Она остановилась и повернулась к нему, похоже, более удивленная тем, что он обратился к ней по имени, чем он — вспышкой ее раздражения. Дьявол, он и сам удивился. Просто последнее время она занимала все его мысли, и он не заметил, как начал думать о ней как об Элизабет, вот и…

— Да? — отозвалась она наконец.

— Я пойду с вами.

Ее взгляд не выразил ничего, кроме недовольства.

— А вы способны передвигаться бесшумно? Я бы не хотела, чтобы нас поймали на слежке.

Губы Джеймса дрогнули, он с трудом сдержался, чтобы не расхохотаться.

— Можете быть уверены, я вас не подведу, — сказал он с величайшей серьезностью. — Смею надеяться, что был неплохим шпионом.

Она состроила мрачную гримасу:

— Какое странное заявление. Послушайте, а вы-то хорошо себя чувствуете?

— Как весенний дождик. Но почему вы спрашиваете?

— У вас такой вид, словно вы сейчас чихнете.

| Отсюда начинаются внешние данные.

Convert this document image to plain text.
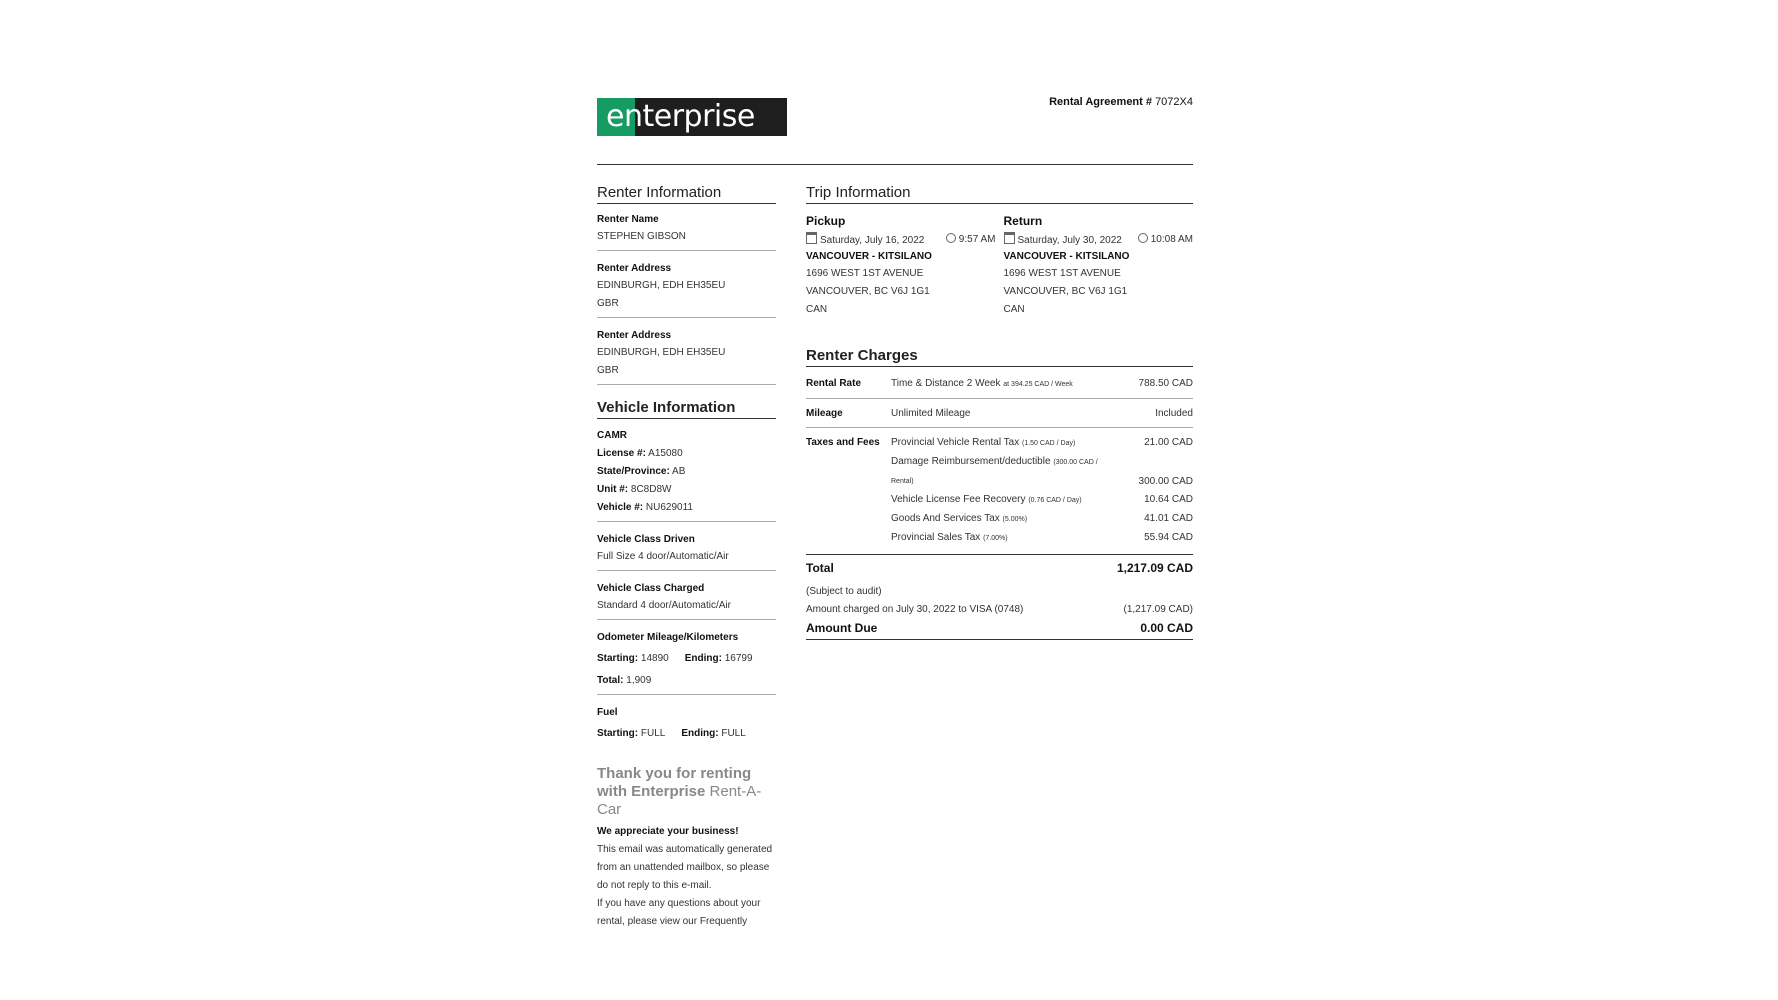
enterprise	Rental Agreement # 7072X4
Renter Information
Renter Name
STEPHEN GIBSON
Renter Address
EDINBURGH, EDH EH35EU
GBR
Renter Address
EDINBURGH, EDH EH35EU
GBR
Vehicle Information
CAMR
License #: A15080
State/Province: AB
Unit #: 8C8D8W
Vehicle #: NU629011
Vehicle Class Driven
Full Size 4 door/Automatic/Air
Vehicle Class Charged
Standard 4 door/Automatic/Air
Odometer Mileage/Kilometers
Starting: 14890 Ending: 16799
Total: 1,909
Fuel
Starting: FULL Ending: FULL
Thank you for renting with Enterprise Rent-A-Car
We appreciate your business!
This email was automatically generated from an unattended mailbox, so please do not reply to this e-mail.
If you have any questions about your rental, please view our Frequently
Trip Information
Pickup
Saturday, July 16, 2022	9:57 AM
VANCOUVER - KITSILANO
1696 WEST 1ST AVENUE
VANCOUVER, BC V6J 1G1
CAN
Return
Saturday, July 30, 2022	10:08 AM
VANCOUVER - KITSILANO
1696 WEST 1ST AVENUE
VANCOUVER, BC V6J 1G1
CAN
Renter Charges
Rental Rate	Time & Distance 2 Week at 394.25 CAD / Week	788.50 CAD
Mileage	Unlimited Mileage	Included
Taxes and Fees	Provincial Vehicle Rental Tax (1.50 CAD / Day)	21.00 CAD
Damage Reimbursement/deductible (300.00 CAD / Rental)	300.00 CAD
Vehicle License Fee Recovery (0.76 CAD / Day)	10.64 CAD
Goods And Services Tax (5.00%)	41.01 CAD
Provincial Sales Tax (7.00%)	55.94 CAD
Total	1,217.09 CAD
(Subject to audit)
Amount charged on July 30, 2022 to VISA (0748)	(1,217.09 CAD)
Amount Due	0.00 CAD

Взгляд Джеймса упал на букет цветов, который навел его на удачную мысль.

— Я всегда чихаю от цветочной пыльцы.

— Но вчера в розарии вы не чихали.

Джеймс прокашлялся, лихорадочно размышляя.

— Здесь нет роз, — заметил он.

— Как бы там ни было, я не могу взять вас с собой, — заявила Элизабет, покачав головой для пущего эффекта. — По всему саду разбиты цветочные клумбы, и вы будете чихать с интервалом в пару минут.

— Ничего подобного, — поспешно возразил он. — На меня так действуют только срезанные цветы.

Она с подозрением прищурилась.

— Что-то я не слышала о подобном заболевании.

— Я тоже. Никогда не встречал никого, кто страдал бы от этого недуга. Видимо, все дело в стебле. Какая-то… э-э… субстанция попадает в воздух, когда срезают стебель.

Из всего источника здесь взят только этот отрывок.